NJ blocks public pension fund trustees seeking audit of fees paid to managers

 A large crowd of public employee union members fill the plaza and street in front of the Statehouse during a May protest in Trenton, New Jersey. They were protesting Gov. Chris Christie's pension-funding reductions. (AP file photo)

A large crowd of public employee union members fill the plaza and street in front of the Statehouse during a May protest in Trenton, New Jersey. They were protesting Gov.
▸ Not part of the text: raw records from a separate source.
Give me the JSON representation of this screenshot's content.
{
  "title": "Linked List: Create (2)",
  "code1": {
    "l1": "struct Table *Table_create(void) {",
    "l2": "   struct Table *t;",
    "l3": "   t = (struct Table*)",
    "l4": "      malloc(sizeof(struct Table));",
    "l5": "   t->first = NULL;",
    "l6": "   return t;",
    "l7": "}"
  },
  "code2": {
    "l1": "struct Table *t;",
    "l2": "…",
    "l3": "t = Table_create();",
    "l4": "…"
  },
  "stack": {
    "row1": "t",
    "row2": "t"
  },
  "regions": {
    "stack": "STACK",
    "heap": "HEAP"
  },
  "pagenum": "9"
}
Chris Christie's pension-funding reductions. (AP file photo)

Trustees of one of the largest government workers’ pension funds in New Jersey are questioning the Christie administration’s rejection of their request for an audit.

A deputy New Jersey attorney general told the trustees they have no authority to call for an audit of fees paid to pension fund investment managers, according to Tom Bruno, chairman of the Public Employee Retirement System board of trustees.

“If in fact we are paying these exorbitant fees, over $600 million, that could go toward paying off the unfunded liability as opposed to shifting that tax burden onto the taxpayers,” he said Wednesday.

The deputy attorney general indicated only the State Investment Council can order an audit, Bruno said.

“We’re being told that the fees are increased when the returns are increased. So that paying high fees means that we’re making a lot of money,” he said. “We want to make sure that’s in fact the case. So having the State Investment Council basically look over its own shoulder seems a bit counterintuitive.”

Bruno said the trustees may ask the Legislature to clarify their authority.